Miss Dagurreotype challenges me to comment on the video embedded in a recent post on her blog http://dagurreotype.blogspot.com/2006/11/found-on-youtube.html

This is an English pastor addressing at some length the question above. I have some problems with his Type 1/2/3 analysis – it seems an odd framework to put around the question and the conclusion [that George Bush is emphatically not a Christian] seems to arise entirely from questions about the nature of his personal relationship with Jesus. But he leaves out all the other questions which might arise from asking whether the fruits of the spirit are present in George Bush’s life – the love, joy, peace, patience, kindness, etc.
I have spent too much of my life being myself reported as ‘not being a Christian’ in the Northern Ireland context – so I am very reluctant to get into the same stuff in relation to George Bush.

But – in response to Miss D – I am prepared to nail my colours to my crozier and say that there are two [only two?] aspects of what Dubya says and does which seem to me to be sub-Christian. The first is the demonisation of others – as in ‘axis of evil’. That general dehumanisation and demonisation of others is for me the absolute antithesis of what Jesus both taught [love your enemies] and did [eating and drinking with publicans and sinners]. The second is one of which I have no direct evidence – but it is widely reported. That is his refusal ever to admit to being wrong. Yes I do it too – guilty as charged! But it seems to me to be of the essence of the Christian soul that I acknowledge my individual responsibility for what I do and what goes wrong – and my part in the fallen-ness of humanity [Father, I have sinned against heaven and before you….]. That humility becomes the foundation of my ability to relate to others. How can anyone relate to those who believe that they are never wrong?  For they become sub-human.  Yet the heart of the discipleship journey is that we become more authentically human – closer to the image of God in which we were made.

3 comments

  1. I’m on the south Texas coast (77F & Mostly Sunny) for that great food-centric US Holiday – Thanksgiving (it was yesterday). I had a chance to check some of my favorite blogs today. Thanks for the comments. I edited my original post to link to your post.

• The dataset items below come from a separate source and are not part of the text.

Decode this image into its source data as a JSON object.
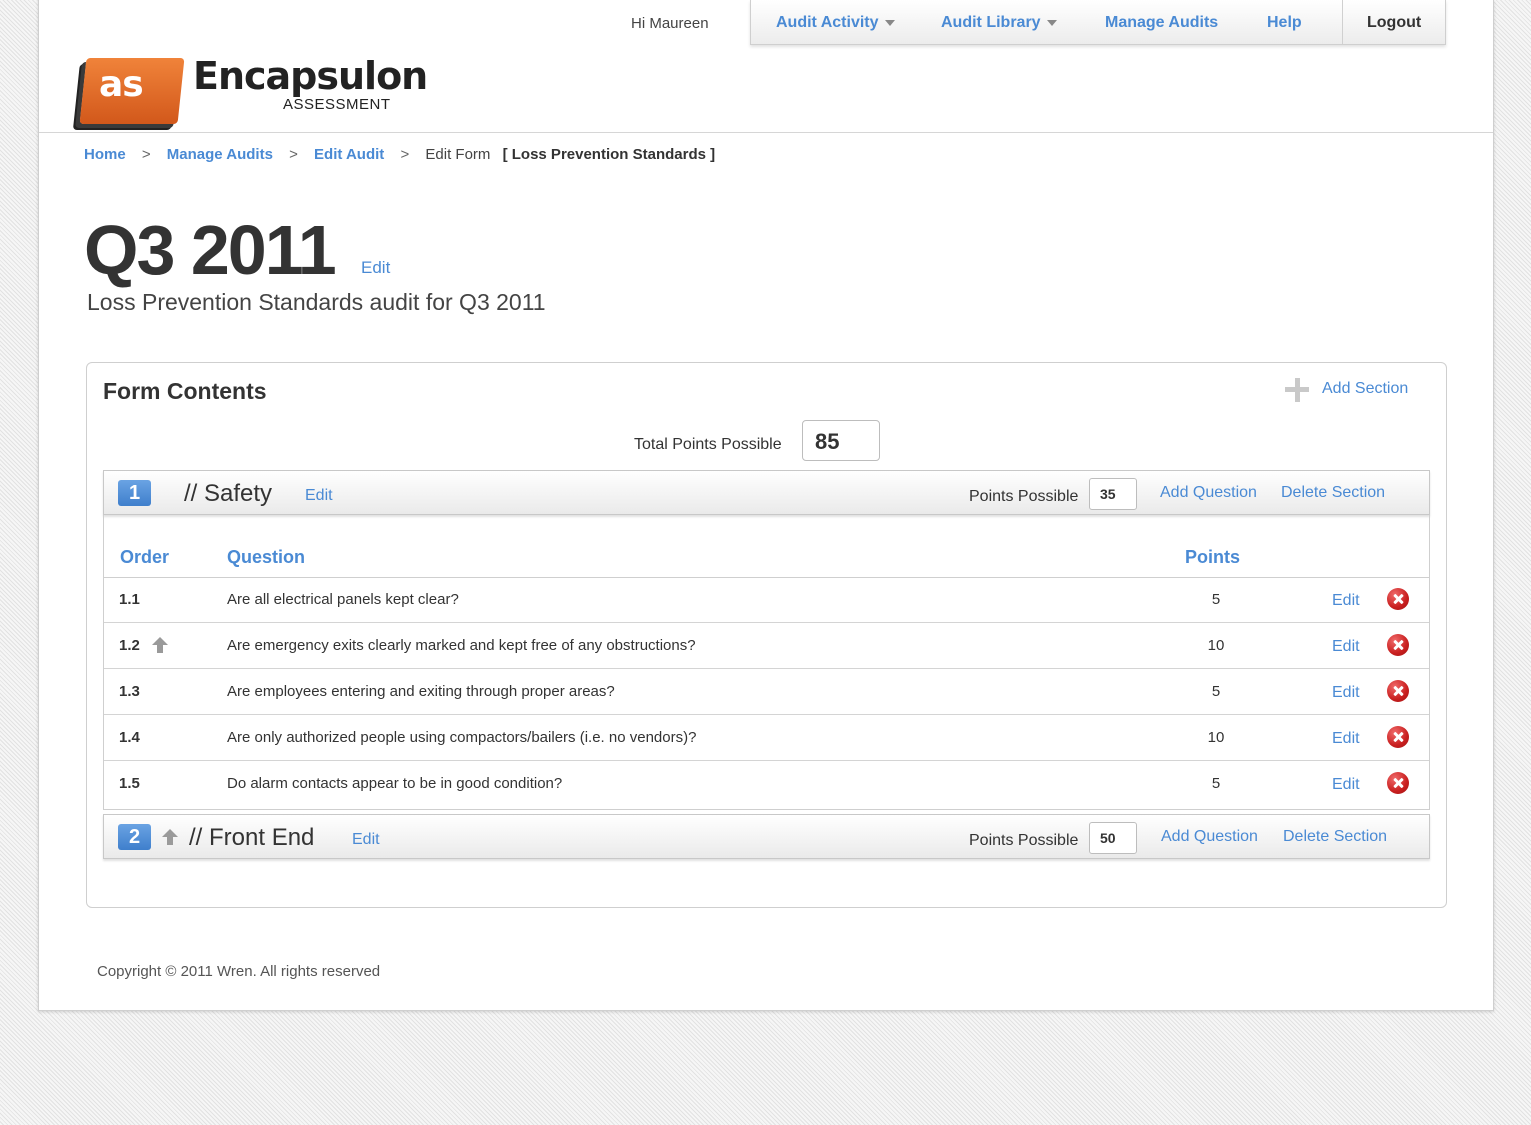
{
  "header": {
    "logo_badge": "as",
    "logo_name": "Encapsulon",
    "logo_sub": "ASSESSMENT",
    "greeting": "Hi Maureen",
    "nav": {
      "audit_activity": "Audit Activity",
      "audit_library": "Audit Library",
      "manage_audits": "Manage Audits",
      "help": "Help",
      "logout": "Logout"
    }
  },
  "breadcrumb": {
    "home": "Home",
    "manage_audits": "Manage Audits",
    "edit_audit": "Edit Audit",
    "sep": ">",
    "current": "Edit Form",
    "form_name": "[ Loss Prevention Standards ]"
  },
  "audit": {
    "title": "Q3 2011",
    "edit": "Edit",
    "description": "Loss Prevention Standards audit for Q3 2011"
  },
  "form": {
    "heading": "Form Contents",
    "add_section": "Add Section",
    "total_label": "Total Points Possible",
    "total_points": "85",
    "sections": [
      {
        "number": "1",
        "name": "// Safety",
        "edit": "Edit",
        "points_label": "Points Possible",
        "points": "35",
        "add_question": "Add Question",
        "delete_section": "Delete Section"
      },
      {
        "number": "2",
        "name": "// Front End",
        "edit": "Edit",
        "points_label": "Points Possible",
        "points": "50",
        "add_question": "Add Question",
        "delete_section": "Delete Section"
      }
    ],
    "columns": {
      "order": "Order",
      "question": "Question",
      "points": "Points"
    },
    "questions": [
      {
        "order": "1.1",
        "text": "Are all electrical panels kept clear?",
        "points": "5",
        "edit": "Edit"
      },
      {
        "order": "1.2",
        "text": "Are emergency exits clearly marked and kept free of any obstructions?",
        "points": "10",
        "edit": "Edit"
      },
      {
        "order": "1.3",
        "text": "Are employees entering and exiting through proper areas?",
        "points": "5",
        "edit": "Edit"
      },
      {
        "order": "1.4",
        "text": "Are only authorized people using compactors/bailers (i.e. no vendors)?",
        "points": "10",
        "edit": "Edit"
      },
      {
        "order": "1.5",
        "text": "Do alarm contacts appear to be in good condition?",
        "points": "5",
        "edit": "Edit"
      }
    ]
  },
  "footer": {
    "copyright": "Copyright © 2011 Wren. All rights reserved"
  },
  "icons": {
    "logo": "encapsulon-logo-icon",
    "dropdown": "caret-down-icon",
    "add": "plus-icon",
    "move_up": "arrow-up-icon",
    "delete": "delete-circle-icon"
  },
  "colors": {
    "link": "#4a8ad4",
    "badge": "#3f7fcc",
    "delete": "#c91f1f",
    "logo_orange": "#e06a28"
  }
}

    Oh speaking of Thanksgiving – the first one wasn’t in 1621 New England, that was the third, nor was the first at Jamestown, they had the second celebration of Thanksgiving in what is now the US in 1607 (though that was the first one with Anglicans present and the menu was reportedly similar to the first). The first celebration of Thanksgiving in what is now the US was in 1541 somewhere in what is now west Texas on the rim of a canyon. The menu was limited to bread and wine and Latin was the language spoken around the “table” at that first Thanksgiving. Just thought I’d explain how Thanksgiving started in Texas while I was at it.

  2. Jim Rea in Northern Ireland used to make jokes about defining evangelicals, “an evangelical is a person whom other evangelicals say is an evangelical”.

    There is a similar circularity in this guy’s arguments. What’s a Christian? “A Christian is a person whom people like me define as a Christian”

  3. Yes, I think his approach is rather simplistic, at best. It makes an interesting exercise trying to pin specific logical fallacies on his monologue.
    His view of “Christian” seems limited to those of a mostly evangelical persuasion. Of his types, I wouldn’t rule someone out for being “type 2” (“experienced initial salvation” (whatever that means) “but the issue is sovreignty”) and I’d think some Christians wind up in “type 3” through circumstances as well.

    He doesn’t have much evidence of GWB’s private life to be going on with – the media clings onto a handful of events and statements and then others take it further from there.

    His spiel is itself exclusivist.